He Lijuan, Yu Tingting, Zhang Wei, Wang Baojian, Ma Yufeng, Li Sen
DongFang Hospital, Beijing University of Chinese Medicine, Beijing, China.
School of Life Sciences, Beijing University of Chinese Medicine, Beijing, China.
Front Endocrinol (Lausanne). 2022 Jun 14;13:902142. doi: 10.3389/fendo.2022.902142. eCollection 2022.
Achilles tendinopathy (AT) is associated with severe pain and is the cause of dysfunction and disability that are associated with significant reduction in social and economic benefits. Several potential risk factors have been proposed to be responsible for AT development; however, the results of observational epidemiological studies remain controversial, presumably because the designs of these studies are subject to residual confounding and reverse causality. Mendelian randomization (MR) can infer the causality between exposure and disease outcomes using genetic variants as instrumental variables, and identification of the causal risk factors for AT is beneficial for early intervention. Thus, we employed the MR strategy to evaluate the causal associations between previously reported risk factors (anthropometric parameters, lifestyle factors, blood biomarkers, and systemic diseases) and the risk of AT.

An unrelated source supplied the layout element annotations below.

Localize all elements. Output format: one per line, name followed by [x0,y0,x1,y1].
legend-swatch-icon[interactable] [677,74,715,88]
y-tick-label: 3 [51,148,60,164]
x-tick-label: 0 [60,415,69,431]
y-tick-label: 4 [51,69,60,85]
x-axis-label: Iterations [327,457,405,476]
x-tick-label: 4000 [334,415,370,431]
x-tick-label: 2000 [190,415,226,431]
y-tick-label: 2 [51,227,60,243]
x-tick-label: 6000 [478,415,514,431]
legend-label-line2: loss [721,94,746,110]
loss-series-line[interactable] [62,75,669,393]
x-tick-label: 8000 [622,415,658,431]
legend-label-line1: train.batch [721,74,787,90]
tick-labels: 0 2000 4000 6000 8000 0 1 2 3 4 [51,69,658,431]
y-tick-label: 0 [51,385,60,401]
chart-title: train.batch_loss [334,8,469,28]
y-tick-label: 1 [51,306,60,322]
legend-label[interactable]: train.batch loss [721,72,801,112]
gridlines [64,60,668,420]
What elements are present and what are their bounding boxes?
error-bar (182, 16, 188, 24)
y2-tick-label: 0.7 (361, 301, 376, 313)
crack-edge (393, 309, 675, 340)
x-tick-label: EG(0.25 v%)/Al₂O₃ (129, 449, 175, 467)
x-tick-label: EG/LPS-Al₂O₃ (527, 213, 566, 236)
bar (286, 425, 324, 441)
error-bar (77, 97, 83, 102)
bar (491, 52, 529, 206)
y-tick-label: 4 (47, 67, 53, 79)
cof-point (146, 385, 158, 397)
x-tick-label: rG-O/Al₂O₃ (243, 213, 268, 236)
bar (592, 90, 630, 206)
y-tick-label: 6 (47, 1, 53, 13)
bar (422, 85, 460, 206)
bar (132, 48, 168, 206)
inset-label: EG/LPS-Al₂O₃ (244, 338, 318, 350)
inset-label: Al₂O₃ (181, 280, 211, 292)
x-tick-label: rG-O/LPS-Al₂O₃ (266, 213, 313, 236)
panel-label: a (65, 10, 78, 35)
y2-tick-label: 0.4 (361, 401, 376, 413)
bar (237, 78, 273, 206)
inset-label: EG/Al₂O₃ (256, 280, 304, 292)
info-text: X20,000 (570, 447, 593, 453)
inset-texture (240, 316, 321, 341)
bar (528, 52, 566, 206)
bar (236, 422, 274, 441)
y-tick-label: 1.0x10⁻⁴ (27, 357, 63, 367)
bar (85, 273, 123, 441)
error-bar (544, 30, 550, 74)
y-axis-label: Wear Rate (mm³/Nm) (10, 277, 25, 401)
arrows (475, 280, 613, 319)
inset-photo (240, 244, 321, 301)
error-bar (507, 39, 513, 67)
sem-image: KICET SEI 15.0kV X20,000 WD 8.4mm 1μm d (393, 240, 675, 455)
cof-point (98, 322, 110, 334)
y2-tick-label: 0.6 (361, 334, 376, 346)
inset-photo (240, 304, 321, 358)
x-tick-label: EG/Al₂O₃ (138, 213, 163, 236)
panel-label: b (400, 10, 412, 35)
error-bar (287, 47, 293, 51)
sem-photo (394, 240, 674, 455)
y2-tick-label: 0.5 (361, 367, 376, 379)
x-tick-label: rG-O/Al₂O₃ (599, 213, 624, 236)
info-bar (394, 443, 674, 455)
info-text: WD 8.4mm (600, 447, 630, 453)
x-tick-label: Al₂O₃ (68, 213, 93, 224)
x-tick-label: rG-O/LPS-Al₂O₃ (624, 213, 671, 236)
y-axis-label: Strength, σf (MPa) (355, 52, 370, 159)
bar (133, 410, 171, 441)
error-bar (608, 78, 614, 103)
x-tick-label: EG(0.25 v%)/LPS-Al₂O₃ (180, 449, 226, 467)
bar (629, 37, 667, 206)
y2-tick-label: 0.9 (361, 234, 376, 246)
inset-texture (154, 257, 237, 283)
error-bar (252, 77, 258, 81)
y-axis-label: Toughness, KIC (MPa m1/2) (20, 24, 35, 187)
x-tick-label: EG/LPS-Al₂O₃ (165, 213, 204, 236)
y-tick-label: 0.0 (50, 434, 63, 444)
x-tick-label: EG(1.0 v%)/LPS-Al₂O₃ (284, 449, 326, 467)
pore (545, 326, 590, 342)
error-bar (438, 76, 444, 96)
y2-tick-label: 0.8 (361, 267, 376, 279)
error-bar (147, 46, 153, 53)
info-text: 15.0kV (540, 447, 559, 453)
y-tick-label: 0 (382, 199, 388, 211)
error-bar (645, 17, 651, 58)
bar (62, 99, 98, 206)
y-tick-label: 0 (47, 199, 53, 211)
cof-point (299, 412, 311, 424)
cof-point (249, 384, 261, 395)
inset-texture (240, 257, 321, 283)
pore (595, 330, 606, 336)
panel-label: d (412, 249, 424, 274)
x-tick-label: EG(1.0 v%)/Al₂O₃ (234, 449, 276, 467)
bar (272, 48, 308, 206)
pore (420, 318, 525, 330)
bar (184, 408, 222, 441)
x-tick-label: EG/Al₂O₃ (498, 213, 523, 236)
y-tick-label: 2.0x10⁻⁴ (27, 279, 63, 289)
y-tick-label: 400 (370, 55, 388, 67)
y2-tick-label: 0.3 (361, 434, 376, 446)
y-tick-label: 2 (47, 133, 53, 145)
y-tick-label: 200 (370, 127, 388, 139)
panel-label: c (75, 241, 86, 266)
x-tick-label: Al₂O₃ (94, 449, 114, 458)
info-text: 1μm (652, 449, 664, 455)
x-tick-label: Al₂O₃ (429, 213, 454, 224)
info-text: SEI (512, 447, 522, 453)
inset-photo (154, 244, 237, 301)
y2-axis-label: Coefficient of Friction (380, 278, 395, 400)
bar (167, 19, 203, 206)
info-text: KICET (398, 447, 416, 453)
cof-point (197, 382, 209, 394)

Univariable MR was performed to screen for potential causal associations between the putative risk factors and AT. Bidirectional MR was used to infer reverse causality. Multivariable MR was conducted to investigate the body mass index (BMI)-independent causal effect of other obesity-related traits, such as the waist-hip ratio, on AT.
Univariable MR analyses with the inverse-variance weighted method indicated that the genetically predicted BMI was significantly associated with the risk of AT (=2.0×10), and the odds ratios (95% confidence intervals) is 1.44 (1.14-1.81) per 1-SD increase in BMI. For the other tested risk factors, no causality with AT was identified using any of the MR methods. Bidirectional MR suggested that AT was not causally associated with BMI, and multivariable MR indicated that other anthropometric parameters included in this study were not likely to causally associate with the risk of AT after adjusting for BMI.
The causal association between BMI and AT risk suggests that weight control is a promising strategy for preventing AT and alleviating the corresponding disease burden.
跟腱病(AT)与严重疼痛相关,是功能障碍和残疾的原因,会导致社会和经济效益显著降低。已提出几种潜在风险因素与跟腱病的发生有关;然而,观察性流行病学研究的结果仍存在争议,可能是因为这些研究的设计存在残余混杂和反向因果关系。孟德尔随机化(MR)可以使用基因变异作为工具变量来推断暴露与疾病结局之间的因果关系,确定跟腱病的因果风险因素有助于早期干预。因此,我们采用孟德尔随机化策略来评估先前报道的风险因素(人体测量参数、生活方式因素、血液生物标志物和全身性疾病)与跟腱病风险之间的因果关联。
进行单变量孟德尔随机化以筛选假定风险因素与跟腱病之间的潜在因果关联。双向孟德尔随机化用于推断反向因果关系。进行多变量孟德尔随机化以研究其他肥胖相关特征(如腰臀比)对跟腱病的独立于体重指数(BMI)的因果效应。
采用逆方差加权法的单变量孟德尔随机化分析表明,基因预测的BMI与跟腱病风险显著相关(=2.0×10),BMI每增加1个标准差,比值比(95%置信区间)为1.44(1.14 - 1.81)。对于其他测试的风险因素,使用任何孟德尔随机化方法均未发现与跟腱病存在因果关系。双向孟德尔随机化表明跟腱病与BMI无因果关联,多变量孟德尔随机化表明在调整BMI后,本研究中纳入的其他人体测量参数不太可能与跟腱病风险存在因果关联。
BMI与跟腱病风险之间的因果关联表明,控制体重是预防跟腱病和减轻相应疾病负担的一种有前景的策略。